Brucchi dice: «Primo, questo Comune è uno dei pochi che ha le verifiche sismiche di tutti gli edifici. Ci avremo messo tempo, ma – tardi o non tardi – l’ente ha tutti gli elementi per poter decidere le scuole che possono restare tali e quelle che devono essere abbattute. Perdipiù, è uno dei pochi che ha firmato con il Cnr una convenzione secondo cui, oltre a validare gli indici di vulnerabilità sismica come prevede la norma, i tecnici del Cnr rimettono per ogni edificio una relazione sugli edifici che si possono o non si possono adeguare. Da qui a qualche tempo sarà lo stesso Cnr a dirci quelli che devono essere abbattuti. Questo è il primo elemento fondamentale di programmazione che l’amministrazione Brucchi ha messo in campo e che c'è. Era un obbligo di legge? È vero, ma ci sono Comuni come Ascoli che ancora non ce l'hanno».
Secondo punto, consequenziale al primo: «Partecipando al bando Miur che aveva come presupposto basilare la verifica sismica di ogni edificio, il Comune», dice Brucchi, «ha avuto i fondi per gli adeguamenti. La discrasia lamentata dall’ex consigliera Paola Cardelli tra i fondi messi nel documento di programmazione del Comune e quelli arrivati? Quello che stava nel Dup era una richiesta, ciò che arriva è quanto il Miur decide di darti in base alle domande che sono state fatte. Comunque sono arrivati dei soldi, e anche importanti: 2,3 milioni non mi sembra siano bruscolini».

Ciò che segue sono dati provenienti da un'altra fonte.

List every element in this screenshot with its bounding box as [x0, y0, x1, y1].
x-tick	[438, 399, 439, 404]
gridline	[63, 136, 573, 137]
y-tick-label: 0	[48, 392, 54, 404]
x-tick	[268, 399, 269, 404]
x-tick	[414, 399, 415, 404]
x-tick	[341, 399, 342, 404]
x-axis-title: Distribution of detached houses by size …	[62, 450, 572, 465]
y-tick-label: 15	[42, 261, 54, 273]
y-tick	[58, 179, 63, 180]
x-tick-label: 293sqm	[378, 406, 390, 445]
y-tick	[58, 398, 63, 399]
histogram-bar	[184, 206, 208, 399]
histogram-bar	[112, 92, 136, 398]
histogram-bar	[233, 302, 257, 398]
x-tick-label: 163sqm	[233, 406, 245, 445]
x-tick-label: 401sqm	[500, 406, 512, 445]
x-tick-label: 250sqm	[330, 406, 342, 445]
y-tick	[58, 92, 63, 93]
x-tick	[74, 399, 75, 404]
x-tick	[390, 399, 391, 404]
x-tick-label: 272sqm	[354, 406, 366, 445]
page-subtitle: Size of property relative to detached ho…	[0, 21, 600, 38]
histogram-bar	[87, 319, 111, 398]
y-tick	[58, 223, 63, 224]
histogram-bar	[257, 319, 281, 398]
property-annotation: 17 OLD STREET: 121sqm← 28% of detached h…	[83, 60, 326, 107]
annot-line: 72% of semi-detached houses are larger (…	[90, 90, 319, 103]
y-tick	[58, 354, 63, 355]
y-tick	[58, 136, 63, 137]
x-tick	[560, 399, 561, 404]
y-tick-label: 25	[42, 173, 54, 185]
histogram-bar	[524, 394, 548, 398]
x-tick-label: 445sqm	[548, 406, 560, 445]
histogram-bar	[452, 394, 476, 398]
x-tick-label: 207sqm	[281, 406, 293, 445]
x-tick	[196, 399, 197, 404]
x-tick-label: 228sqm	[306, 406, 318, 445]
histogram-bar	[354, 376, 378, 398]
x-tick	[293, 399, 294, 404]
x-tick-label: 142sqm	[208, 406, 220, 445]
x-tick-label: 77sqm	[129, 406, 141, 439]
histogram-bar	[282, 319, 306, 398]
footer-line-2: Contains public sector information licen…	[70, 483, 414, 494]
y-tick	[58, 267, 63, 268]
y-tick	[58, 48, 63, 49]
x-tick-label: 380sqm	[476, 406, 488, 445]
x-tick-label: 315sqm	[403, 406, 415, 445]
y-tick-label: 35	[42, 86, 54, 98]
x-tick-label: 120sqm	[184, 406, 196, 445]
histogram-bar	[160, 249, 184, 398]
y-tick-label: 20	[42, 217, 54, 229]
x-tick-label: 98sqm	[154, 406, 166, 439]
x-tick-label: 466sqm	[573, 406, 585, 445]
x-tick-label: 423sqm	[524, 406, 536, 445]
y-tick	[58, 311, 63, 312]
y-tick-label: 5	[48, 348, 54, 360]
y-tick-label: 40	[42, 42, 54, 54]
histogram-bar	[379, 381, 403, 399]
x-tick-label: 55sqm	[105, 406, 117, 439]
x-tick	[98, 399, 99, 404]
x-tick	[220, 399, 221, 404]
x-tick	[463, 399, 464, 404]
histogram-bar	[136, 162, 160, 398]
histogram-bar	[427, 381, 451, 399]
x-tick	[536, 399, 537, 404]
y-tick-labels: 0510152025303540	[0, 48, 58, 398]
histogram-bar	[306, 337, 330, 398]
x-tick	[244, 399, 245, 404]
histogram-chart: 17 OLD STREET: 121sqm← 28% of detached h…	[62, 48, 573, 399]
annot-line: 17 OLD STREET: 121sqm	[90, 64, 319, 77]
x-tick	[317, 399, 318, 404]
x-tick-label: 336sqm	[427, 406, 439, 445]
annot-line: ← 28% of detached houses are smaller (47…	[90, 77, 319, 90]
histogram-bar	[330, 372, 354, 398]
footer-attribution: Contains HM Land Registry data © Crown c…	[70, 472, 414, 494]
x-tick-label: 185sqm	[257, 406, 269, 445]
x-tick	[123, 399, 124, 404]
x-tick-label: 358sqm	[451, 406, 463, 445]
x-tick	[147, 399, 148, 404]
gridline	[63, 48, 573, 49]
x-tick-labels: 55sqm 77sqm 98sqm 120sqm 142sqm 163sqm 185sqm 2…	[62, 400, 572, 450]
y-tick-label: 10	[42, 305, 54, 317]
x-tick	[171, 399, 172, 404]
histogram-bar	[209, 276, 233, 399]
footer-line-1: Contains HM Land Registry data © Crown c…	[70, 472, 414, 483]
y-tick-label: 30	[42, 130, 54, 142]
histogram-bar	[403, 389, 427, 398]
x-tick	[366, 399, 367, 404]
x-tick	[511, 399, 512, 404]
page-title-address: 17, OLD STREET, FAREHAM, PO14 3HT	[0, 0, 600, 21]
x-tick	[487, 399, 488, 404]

Punto terzo, la programmazione dei poli scolastici. «C’è», dice l’ex sindaco, «e prevede che a Teramo nascano due poli da circa mille posti ognuno in due zone vicine, ma una al di fuori del centro (D’Alessandro) e una dentro (ex stadio). Quest’ultimo è una realtà, basta che si facciano alcuni atti formali e una variante urbanistica. Al riguardo chiederò un appuntamento al commissario Pizzi per sottolineare l'importanza di questo intervento, il tempo stringe. Il polo nell’ex stadio si può avvalere di 2,5 milioni che possono essere presi dal Bando delle periferie, più 5 milioni messi a disposizione per l’adeguamento della Savini. Questi soldi, insieme ai 5 milioni della San Giuseppe, per la cui ristrutturazione gli uffici stanno facendo il progetto esecutivo, servono a fare 500 posti più 500. Riporteremmo mille ragazzi in centro storico. E poi sarà realtà il polo scolastico alla D'Alessandro, finanziato con circa 5 milioni. Avrà circa 800 ragazzi complessivamente, 500 il primo lotto. E ribadisco che non saranno Musp, ma una scuola definitiva. A tutto questo», aggiunge Brucchi, «si aggiungono altri interventi su scuole da adeguare come la Risorgimento, la De Jacobis, l’asilo Pinocchio, Piano della Lente e Villa Vomano».
Ma le progettazioni? Il commissario Pizzi non ha nascosto che gli uffici sono in sofferenza. «I progetti li sta facendo internamente l'ufficio tecnico per abbreviare i tempi rispetto a una gara, avvalendosi di collaborazioni esterne. Sì, è vero, sono in sofferenza. Ma l’anno scorso sono anche arrivati 4 tecnici che si occupano delle pratiche e sono stati riconfermati per il 2018».
Conclusione di Brucchi: «La programmazione c'è eccome, ora ci sono anche le risorse. E se avessi potuto continuare la mia attività avrei completato, in un anno e mezzo, tutta una serie di cose sulle scuole».